One day, Lily saw a big chicky playing with her toys.
She asked her mom, "Can I play with her toys?" Her mom said,
"Sure, Lily. But we have to clean the pales. Let's suet some candy, Lily."
Lily nodded and went to her mom. They played with the mots and staugning her toys.
Once upon a time, there was a little girl named Lily.
She loved to play outside and explore. One day, she found a jung on the ground.
She picked it up and tecked it. She ran around and saw it. She was very sad.
She asked her mom for her mom. Her mom said, "Lily, I'm going to find it!" Lily said.
She ran to the slock and took her to the teplace. She went to the park and found a molla.
There was a boy named Tim. Tim loved to play with his toys.
One day, Tim's mom came to the park. Tim saw a big, red ball and wanted to play with it.
Tim wanted to play with the ball. Tim was very excited.

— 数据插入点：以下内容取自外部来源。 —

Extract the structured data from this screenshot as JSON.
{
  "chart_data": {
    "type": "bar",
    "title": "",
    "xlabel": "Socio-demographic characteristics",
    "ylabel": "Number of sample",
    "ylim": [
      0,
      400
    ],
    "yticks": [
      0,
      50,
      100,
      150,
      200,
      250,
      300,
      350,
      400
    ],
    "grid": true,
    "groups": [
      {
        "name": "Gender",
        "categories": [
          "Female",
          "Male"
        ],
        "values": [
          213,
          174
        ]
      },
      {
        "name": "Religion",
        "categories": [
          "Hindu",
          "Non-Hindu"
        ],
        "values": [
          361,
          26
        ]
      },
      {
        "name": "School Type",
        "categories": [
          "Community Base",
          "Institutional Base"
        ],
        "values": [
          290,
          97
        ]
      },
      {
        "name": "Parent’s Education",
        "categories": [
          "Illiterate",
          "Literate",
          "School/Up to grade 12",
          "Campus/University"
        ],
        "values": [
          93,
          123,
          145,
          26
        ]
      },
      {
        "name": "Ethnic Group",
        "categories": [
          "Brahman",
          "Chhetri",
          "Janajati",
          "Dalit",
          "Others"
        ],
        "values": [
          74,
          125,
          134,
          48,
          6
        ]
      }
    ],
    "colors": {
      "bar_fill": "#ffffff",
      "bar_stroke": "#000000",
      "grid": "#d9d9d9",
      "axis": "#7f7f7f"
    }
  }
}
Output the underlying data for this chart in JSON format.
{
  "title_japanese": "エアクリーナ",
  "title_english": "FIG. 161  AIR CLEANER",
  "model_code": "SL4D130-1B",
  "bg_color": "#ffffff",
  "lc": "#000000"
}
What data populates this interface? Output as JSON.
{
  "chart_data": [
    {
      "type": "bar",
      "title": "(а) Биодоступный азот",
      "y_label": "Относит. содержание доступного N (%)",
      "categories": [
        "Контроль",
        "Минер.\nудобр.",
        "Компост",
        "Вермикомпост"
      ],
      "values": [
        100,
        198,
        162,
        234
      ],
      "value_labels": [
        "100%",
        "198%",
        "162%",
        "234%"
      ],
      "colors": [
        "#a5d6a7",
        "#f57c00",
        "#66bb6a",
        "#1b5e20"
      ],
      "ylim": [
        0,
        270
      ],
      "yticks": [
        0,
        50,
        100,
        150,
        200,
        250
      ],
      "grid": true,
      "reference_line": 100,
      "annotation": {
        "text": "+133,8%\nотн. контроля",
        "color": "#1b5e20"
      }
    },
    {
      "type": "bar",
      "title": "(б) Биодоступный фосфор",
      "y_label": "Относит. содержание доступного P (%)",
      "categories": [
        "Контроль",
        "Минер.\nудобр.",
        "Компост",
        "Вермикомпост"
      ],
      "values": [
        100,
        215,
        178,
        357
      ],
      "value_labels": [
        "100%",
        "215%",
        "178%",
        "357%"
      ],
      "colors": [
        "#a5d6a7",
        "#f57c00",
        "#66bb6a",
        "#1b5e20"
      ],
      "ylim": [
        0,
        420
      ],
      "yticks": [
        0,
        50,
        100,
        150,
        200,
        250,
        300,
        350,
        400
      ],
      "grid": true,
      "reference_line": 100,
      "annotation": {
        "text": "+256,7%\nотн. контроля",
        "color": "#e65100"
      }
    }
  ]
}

He wanted to play with the ball.
But the ball was too fast. Tim wanted to play with the ball. But the ball was too fast.
Tim tried to catch it, but it was too fast. Tim was sad. He tried to run away,
but he did not want to play. Tim was sad. He did not want to play with the ball.